Primera plana

La herencia de la izquierda

07/01/2019

La división ideológica por la cual uno representa una postura y los otros (en su totalidad) la contraria, no es nueva. Fue la fórmula de las dos orillas empleada por Julio Anguita allá en la década de los años noventa cuando trataba de arañar votos y escaños al PSOE al tiempo que José MaríaAznar y buena parte de los medios de comunicación lo jaleaban. Lo que sí es nuevo es la crudeza de la confrontación (la aspereza del discurso donde los adversarios pasan a ser casi enemigos) y el cuestionamiento severo del relato democrático. Si el PCE e IU (en su versión posterior) asumían la Transición como hecho fundacional, Podemos reniega por completo de aquello y lo tilda de régimen del 78. Por su parte, el que fuera coordinador de IU, Gaspar Llamazares, sí reconoce el papel desempeñado por Santiago Carrillo. De ahí, que pueda que surja pronto un nuevo partido que procure concentrar votos entre el espacio que se siente huérfano en la izquierda y que no vota al PSOE pero tampoco se siente acogido en Podemos y sus confluencias. Es este, en último término, la guerra que está librando Llamazares con Alberto Garzón y Pablo Iglesias.

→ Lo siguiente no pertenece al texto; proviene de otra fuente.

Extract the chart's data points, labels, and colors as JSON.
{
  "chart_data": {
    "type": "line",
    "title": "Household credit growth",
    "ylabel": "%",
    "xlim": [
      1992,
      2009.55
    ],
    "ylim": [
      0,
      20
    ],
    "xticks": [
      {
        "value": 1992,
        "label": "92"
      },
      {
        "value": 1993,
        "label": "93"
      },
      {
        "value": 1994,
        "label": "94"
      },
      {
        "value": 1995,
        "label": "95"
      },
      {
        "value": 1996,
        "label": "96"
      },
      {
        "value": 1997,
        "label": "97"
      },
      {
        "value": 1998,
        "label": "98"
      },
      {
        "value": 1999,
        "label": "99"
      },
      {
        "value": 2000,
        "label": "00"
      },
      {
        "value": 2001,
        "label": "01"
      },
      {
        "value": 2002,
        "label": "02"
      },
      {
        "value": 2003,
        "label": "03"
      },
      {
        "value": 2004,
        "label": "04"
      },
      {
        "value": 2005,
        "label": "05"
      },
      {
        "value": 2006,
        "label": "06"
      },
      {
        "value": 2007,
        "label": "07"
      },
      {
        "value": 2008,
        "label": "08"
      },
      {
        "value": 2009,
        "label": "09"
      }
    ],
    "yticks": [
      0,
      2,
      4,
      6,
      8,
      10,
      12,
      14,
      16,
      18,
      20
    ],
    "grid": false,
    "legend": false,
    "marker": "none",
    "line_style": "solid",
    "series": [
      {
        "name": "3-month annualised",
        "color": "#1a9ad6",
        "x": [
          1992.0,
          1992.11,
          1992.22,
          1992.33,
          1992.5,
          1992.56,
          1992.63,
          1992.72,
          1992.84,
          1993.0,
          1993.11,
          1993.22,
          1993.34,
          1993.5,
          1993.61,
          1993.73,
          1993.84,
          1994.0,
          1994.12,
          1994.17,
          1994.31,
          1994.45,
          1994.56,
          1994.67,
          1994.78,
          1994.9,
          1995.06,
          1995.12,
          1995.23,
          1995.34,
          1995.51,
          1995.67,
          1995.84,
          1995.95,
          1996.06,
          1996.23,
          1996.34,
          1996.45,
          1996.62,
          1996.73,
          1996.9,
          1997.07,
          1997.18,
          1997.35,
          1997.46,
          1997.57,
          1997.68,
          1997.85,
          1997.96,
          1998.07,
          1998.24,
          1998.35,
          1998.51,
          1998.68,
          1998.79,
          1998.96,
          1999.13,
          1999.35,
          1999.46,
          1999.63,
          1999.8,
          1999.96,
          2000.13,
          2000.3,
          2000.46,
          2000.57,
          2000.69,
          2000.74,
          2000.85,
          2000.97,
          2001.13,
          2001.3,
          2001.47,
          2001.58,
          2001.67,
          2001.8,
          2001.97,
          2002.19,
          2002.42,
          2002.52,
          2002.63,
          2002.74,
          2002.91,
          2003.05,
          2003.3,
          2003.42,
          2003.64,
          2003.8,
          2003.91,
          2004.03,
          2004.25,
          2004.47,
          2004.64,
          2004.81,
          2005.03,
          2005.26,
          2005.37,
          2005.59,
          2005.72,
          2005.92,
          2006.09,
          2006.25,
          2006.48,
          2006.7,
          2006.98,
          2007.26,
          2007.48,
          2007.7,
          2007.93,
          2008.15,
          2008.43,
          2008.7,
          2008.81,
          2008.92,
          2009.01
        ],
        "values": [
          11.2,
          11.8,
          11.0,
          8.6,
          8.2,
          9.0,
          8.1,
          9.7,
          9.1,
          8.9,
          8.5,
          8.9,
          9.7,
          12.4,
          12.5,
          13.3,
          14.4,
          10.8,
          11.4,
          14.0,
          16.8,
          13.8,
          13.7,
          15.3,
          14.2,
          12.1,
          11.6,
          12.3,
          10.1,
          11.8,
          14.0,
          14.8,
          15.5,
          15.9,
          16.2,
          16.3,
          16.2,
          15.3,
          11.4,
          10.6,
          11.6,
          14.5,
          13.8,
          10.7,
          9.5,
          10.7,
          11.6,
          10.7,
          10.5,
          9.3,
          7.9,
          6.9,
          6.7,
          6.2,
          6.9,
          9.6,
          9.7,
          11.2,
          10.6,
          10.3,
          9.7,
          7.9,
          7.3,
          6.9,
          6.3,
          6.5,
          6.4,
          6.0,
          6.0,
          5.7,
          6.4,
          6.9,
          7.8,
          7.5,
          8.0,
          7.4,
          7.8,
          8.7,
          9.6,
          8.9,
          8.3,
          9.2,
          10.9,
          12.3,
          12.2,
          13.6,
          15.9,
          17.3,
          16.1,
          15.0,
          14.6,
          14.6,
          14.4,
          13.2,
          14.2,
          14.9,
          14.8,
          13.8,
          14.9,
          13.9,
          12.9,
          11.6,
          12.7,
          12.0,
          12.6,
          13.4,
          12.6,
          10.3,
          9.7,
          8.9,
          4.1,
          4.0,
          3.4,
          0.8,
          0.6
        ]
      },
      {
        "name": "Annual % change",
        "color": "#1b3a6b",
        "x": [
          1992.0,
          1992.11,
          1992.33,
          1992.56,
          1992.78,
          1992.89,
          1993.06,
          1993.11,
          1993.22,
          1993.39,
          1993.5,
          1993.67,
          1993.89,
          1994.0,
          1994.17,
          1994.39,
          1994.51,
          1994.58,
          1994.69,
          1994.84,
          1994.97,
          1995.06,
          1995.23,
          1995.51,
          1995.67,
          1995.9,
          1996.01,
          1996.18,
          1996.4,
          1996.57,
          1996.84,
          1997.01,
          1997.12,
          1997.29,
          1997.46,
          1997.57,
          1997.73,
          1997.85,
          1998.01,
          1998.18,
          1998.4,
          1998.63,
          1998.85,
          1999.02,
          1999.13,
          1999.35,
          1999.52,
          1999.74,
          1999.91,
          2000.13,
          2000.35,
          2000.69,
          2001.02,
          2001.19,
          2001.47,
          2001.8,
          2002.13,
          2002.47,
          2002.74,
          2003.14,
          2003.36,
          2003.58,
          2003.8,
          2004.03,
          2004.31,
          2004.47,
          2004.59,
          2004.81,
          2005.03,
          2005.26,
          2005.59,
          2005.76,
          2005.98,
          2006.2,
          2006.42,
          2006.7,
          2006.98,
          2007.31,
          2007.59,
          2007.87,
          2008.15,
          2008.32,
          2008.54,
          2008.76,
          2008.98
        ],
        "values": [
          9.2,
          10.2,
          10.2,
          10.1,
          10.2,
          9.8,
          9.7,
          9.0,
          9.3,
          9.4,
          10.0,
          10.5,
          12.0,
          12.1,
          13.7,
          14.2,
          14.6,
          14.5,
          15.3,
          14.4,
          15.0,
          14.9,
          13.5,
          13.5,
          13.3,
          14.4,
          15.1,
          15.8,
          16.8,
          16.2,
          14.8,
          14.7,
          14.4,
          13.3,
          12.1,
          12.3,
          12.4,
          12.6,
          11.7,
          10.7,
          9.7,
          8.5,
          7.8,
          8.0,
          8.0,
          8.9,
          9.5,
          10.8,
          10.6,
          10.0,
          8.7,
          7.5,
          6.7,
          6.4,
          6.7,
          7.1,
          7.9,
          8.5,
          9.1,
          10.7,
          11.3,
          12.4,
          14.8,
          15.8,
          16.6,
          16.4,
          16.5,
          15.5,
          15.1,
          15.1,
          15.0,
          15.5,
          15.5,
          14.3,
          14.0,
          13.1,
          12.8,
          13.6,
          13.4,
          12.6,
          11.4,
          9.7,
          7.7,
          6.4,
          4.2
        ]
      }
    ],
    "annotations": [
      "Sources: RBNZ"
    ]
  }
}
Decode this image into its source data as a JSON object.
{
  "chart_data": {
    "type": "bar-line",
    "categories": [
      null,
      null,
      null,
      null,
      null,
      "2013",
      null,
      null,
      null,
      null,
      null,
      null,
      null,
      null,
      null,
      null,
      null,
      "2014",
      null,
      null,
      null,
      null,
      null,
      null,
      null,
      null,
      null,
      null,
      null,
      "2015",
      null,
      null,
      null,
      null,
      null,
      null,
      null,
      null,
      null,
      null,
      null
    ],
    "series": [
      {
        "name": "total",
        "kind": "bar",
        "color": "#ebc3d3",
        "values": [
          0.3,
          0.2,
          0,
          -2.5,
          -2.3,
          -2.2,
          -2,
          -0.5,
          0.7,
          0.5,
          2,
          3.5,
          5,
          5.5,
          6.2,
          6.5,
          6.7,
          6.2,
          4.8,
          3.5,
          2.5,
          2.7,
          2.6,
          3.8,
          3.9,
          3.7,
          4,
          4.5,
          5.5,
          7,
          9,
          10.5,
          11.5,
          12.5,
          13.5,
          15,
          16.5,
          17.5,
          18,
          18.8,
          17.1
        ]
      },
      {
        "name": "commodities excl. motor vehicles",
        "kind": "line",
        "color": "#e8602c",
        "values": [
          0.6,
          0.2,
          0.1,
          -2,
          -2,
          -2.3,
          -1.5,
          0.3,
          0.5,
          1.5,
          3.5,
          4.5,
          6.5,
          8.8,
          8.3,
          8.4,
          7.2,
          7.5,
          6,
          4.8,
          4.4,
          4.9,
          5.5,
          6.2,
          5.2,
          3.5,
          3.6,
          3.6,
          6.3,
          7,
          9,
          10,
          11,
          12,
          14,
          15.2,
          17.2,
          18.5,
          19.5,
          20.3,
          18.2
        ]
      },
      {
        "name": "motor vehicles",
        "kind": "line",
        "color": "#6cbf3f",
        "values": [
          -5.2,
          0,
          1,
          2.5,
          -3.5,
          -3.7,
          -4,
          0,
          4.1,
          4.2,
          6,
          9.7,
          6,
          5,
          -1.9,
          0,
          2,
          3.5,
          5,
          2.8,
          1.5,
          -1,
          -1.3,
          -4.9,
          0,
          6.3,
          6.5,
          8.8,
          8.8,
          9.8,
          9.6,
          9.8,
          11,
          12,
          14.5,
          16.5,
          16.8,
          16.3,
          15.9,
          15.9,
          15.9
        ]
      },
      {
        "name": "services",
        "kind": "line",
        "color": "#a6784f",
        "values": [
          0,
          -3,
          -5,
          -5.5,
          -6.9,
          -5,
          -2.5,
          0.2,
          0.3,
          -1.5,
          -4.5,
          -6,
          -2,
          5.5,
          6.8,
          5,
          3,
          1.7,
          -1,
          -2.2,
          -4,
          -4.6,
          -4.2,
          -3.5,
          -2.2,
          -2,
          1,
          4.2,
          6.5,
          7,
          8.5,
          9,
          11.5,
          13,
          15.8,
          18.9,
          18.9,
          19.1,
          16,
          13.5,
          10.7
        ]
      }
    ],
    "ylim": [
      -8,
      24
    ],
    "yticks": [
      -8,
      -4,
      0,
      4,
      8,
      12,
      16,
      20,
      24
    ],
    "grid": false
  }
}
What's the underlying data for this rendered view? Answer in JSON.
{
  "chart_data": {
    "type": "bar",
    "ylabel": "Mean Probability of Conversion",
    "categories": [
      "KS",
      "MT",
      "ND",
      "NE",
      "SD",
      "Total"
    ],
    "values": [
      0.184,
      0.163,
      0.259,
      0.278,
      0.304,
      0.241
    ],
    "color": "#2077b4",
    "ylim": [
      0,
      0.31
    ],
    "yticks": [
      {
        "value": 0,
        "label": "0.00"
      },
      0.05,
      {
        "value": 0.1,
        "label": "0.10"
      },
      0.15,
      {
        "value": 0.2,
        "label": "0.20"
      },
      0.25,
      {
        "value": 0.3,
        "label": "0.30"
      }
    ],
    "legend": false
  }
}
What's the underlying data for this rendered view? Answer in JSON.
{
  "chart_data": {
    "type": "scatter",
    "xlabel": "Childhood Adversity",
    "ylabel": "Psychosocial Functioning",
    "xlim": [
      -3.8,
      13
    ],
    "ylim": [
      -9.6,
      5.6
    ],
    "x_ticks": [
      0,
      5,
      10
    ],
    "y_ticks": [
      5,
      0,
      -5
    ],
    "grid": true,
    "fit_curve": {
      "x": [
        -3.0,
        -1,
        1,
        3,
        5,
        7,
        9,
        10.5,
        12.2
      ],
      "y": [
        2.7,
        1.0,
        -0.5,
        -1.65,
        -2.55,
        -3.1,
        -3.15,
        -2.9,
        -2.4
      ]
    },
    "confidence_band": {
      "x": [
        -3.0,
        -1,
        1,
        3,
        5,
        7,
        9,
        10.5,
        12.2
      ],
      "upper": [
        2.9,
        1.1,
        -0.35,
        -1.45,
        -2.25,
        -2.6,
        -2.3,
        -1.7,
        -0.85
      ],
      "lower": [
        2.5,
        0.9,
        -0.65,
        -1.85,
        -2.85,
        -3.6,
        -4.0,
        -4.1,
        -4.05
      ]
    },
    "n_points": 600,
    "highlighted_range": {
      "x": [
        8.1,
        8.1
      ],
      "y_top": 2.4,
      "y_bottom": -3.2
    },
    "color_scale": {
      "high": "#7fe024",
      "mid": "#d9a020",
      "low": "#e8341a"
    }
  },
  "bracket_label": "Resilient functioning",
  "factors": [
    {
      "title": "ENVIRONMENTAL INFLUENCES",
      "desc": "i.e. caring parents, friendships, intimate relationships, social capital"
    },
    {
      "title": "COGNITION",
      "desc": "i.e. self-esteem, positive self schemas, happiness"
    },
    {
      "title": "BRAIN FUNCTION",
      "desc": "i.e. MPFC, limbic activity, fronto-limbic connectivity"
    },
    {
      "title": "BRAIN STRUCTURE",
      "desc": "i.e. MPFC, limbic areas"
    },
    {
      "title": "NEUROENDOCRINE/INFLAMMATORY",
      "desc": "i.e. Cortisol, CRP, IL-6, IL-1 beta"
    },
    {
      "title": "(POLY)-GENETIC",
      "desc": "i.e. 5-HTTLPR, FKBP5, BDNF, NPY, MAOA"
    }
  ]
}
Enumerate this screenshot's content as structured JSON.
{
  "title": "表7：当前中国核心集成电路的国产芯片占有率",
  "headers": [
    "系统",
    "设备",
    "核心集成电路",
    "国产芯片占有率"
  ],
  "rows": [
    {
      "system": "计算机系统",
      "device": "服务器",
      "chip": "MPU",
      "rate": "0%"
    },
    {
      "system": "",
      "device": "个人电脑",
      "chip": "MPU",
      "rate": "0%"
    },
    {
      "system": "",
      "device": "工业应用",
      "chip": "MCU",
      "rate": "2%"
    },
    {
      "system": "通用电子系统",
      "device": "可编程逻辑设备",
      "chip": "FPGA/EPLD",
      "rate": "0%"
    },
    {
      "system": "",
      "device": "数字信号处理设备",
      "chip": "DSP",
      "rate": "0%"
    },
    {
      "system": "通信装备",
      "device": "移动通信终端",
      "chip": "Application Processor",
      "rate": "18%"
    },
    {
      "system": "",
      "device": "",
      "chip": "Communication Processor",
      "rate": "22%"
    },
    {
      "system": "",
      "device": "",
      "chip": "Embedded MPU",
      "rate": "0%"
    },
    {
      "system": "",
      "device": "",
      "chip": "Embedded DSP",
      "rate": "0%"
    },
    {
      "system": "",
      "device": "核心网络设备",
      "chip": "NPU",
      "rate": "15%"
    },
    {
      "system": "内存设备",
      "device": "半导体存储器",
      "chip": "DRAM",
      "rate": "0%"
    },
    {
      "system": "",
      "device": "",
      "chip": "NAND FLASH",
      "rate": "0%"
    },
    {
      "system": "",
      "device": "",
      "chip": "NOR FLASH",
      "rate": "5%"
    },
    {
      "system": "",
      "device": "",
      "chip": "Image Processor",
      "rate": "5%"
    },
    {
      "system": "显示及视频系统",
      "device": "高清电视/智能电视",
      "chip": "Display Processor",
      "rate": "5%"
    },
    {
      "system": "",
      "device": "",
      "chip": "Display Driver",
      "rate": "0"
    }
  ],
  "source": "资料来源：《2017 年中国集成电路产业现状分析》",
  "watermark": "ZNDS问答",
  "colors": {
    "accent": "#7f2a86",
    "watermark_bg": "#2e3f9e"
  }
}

«En Italia ya ocurrió cuando sucumbió el PCI. Lo que no contaban era con Silvio Berlusconi»

Eso sí, su relevancia sería escasa. Y en los sitios donde concurre una formación nacionalista de izquierda (como NC en las islas) no hay espacio electoral para más siglas en esta orilla ideológica. Por lo que la otrora pureza de Anguita, que pugna con Llamazares y sí apoya a Garzón e Iglesias, estaría actualmente vertebrada en diversos partidos. Por supuesto, lo que trataba Anguita era de tildar al PSOE de formación alejada de la izquierda sin reconocer al menos la socialdemocracia clásica que imperó en Europa durante el siglo XX y que abrazaba el poder institucional con Felipe González en España como en otros países del Viejo Continente.

El avance en escaños que protagonizó Anguita primero en los comicios generales de 1993 y después en 1996, se fue al traste justo en los del año 2000 donde Francisco Frutos recibió un fuerte varapalo. Entonces hubo una alianza entre el PSOE de Joaquín Almunia e IU que no pudo hacer nada con la mayoría absoluta de Aznar. Sociológicamente hay una izquierda más allá del PSOE aunque hoy por hoy se debate en su representación nacional porque Podemos no alcanza a recibir los votos clásicos del PCE e IU. Pensaba Iglesias que fichando a Garzón la suma sería inmediata y así superaría a Pedro Sánchez. Lo intentó en 2016 pero no pudo. Ahora las encuestas vaticinan una caída de Podemos y probablemente, de alguna forma, la izquierda estatal tenga que abrir nuevamente el debate de qué hacer en el futuro inmediato. En Italia ya ocurrió cuando sucumbió el PCI. Lo que no contaban era con Silvio Berlusconi.